The September UK Housing Market survey from the Royal Institute of Chartered Surveyors published today (Tuesday October 12) says the outlook for property market remains positive in Scotland, but England, Wales and Northern Ireland are lagging behind and suffered the sharpest fall last month since May 2009.
An increase in supply indicates there is a rush to sell before public spending cuts bite, RICS said. Some 44% of its members saw prices fall, only 6% reported prices rising and 59% said prices were stable.
In Scotland though, 10% more Scottish chartered surveyors reported a rise rather than a fall in house prices in September, compared with 3% in August, the 15th consecutive month of positive price net balance readings in the market.

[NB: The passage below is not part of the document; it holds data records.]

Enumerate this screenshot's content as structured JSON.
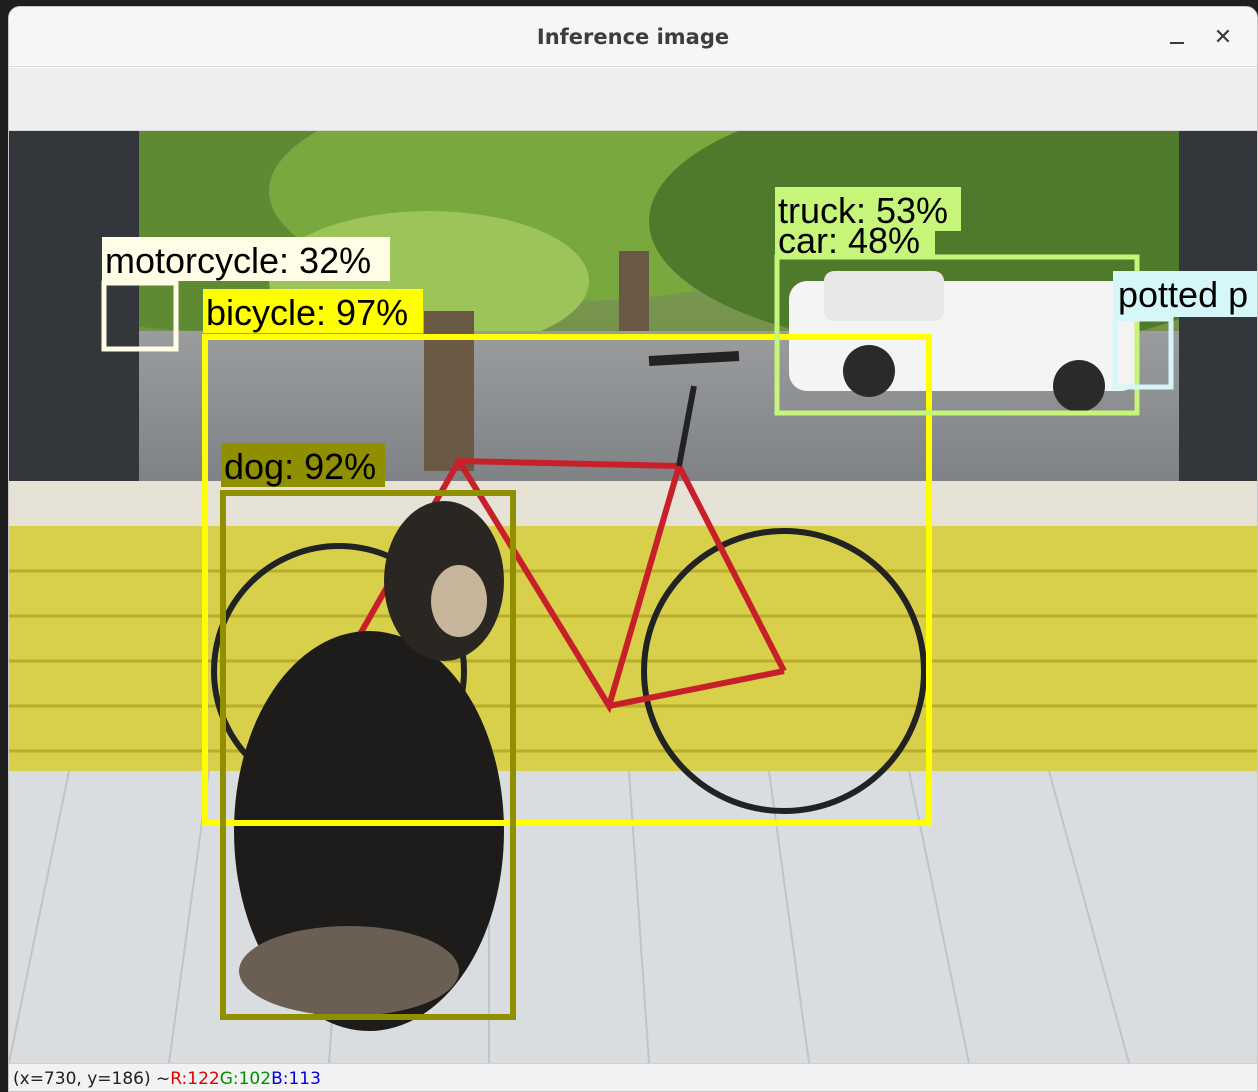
{
  "window": {
    "title": "Inference image",
    "minimize_icon": "minimize-icon",
    "close_icon": "close-icon",
    "close_glyph": "✕"
  },
  "detections": [
    {
      "label": "bicycle: 97%",
      "color": "#ffff00"
    },
    {
      "label": "dog: 92%",
      "color": "#8f8f00"
    },
    {
      "label": "truck: 53%",
      "color": "#c6f57a"
    },
    {
      "label": "car: 48%",
      "color": "#c6f57a"
    },
    {
      "label": "motorcycle: 32%",
      "color": "#fffde6"
    },
    {
      "label": "potted p",
      "color": "#d6f7fa"
    }
  ],
  "status": {
    "coords": "(x=730, y=186) ~",
    "r": "R:122",
    "g": "G:102",
    "b": "B:113"
  }
}
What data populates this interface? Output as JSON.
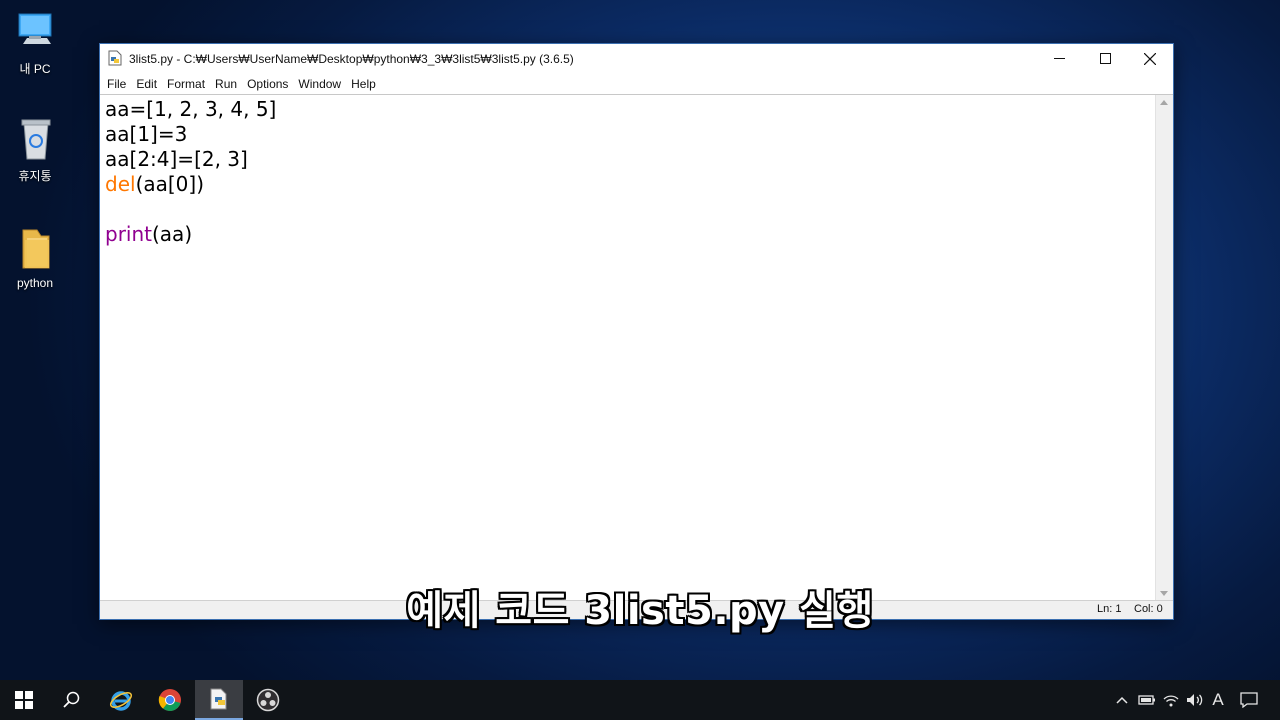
{
  "desktop": {
    "icons": [
      {
        "label": "내 PC",
        "icon": "this-pc-icon"
      },
      {
        "label": "휴지통",
        "icon": "recycle-bin-icon"
      },
      {
        "label": "python",
        "icon": "folder-icon"
      }
    ]
  },
  "window": {
    "title": "3list5.py - C:₩Users₩UserName₩Desktop₩python₩3_3₩3list5₩3list5.py (3.6.5)",
    "menu": [
      "File",
      "Edit",
      "Format",
      "Run",
      "Options",
      "Window",
      "Help"
    ],
    "code": {
      "line1": "aa=[1, 2, 3, 4, 5]",
      "line2": "aa[1]=3",
      "line3": "aa[2:4]=[2, 3]",
      "line4_keyword": "del",
      "line4_rest": "(aa[0])",
      "line6_keyword": "print",
      "line6_rest": "(aa)"
    },
    "status": {
      "line": "Ln: 1",
      "col": "Col: 0"
    },
    "colors": {
      "del_keyword": "#ff7700",
      "builtin": "#900090"
    }
  },
  "subtitle": "예제 코드 3list5.py 실행",
  "taskbar": {
    "apps": [
      "start-icon",
      "search-icon",
      "internet-explorer-icon",
      "chrome-icon",
      "python-idle-icon",
      "obs-icon"
    ],
    "tray": [
      "chevron-up-icon",
      "battery-icon",
      "wifi-icon",
      "volume-icon",
      "ime-indicator",
      "notification-icon"
    ],
    "ime": "A"
  }
}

‘The market is showing signs of a recovery after a sluggish summer period. Traditional bungalows in suburban locations remain in fair demand,’ said Craig Henderson of Graham & Sibbald chartered surveyors in Glasgow.
Graeme Hartley, director, RICS Scotland, said that demand for property in Scotland rose sharply in the past month and with new instructions rising at a slower rate, surveyors have reported a rise in price expectations.
On the other hand in the rest of the country a fresh influx of property to the market combined with a lack of buyers remains the key problem affecting the sector, according to RICS spokesperson Ian Perry.
‘The increase appears to come as homeowners test the market ahead of further public spending cuts, or try to sell before a possible deterioration in the economy,’ he added.
Regionally, the North saw the biggest leap in new instructions, while London, the South West and Yorkshire and The Humber also reported large increases in seller activity.
Meanwhile, demand for property remains subdued, as buyers continue to struggle to find mortgage finance, or wait to see what will happen to the market over the coming months. The net balance for new buyer enquiries remained negative at -2, however, this is up from -17 the month before.
‘First time buyers are in particularly short supply as the high deposits required by lenders prevent them from taking their first steps on the property ladder,’ said Perry.
Increasing supply means that prices are likely to keep falling. The survey showed surveyors were braced for further losses. The price expectations balance slipped to -41 from -38, a fourth consecutive month of decline.
‘Without sufficient demand property prices continue to slip back. However, many areas are reporting a correction rather than dramatic falls in prices and vendors who are prepared to be realistic with pricing are still able to achieve a sale. It’s very much a buyers market at the moment,’ added Perry.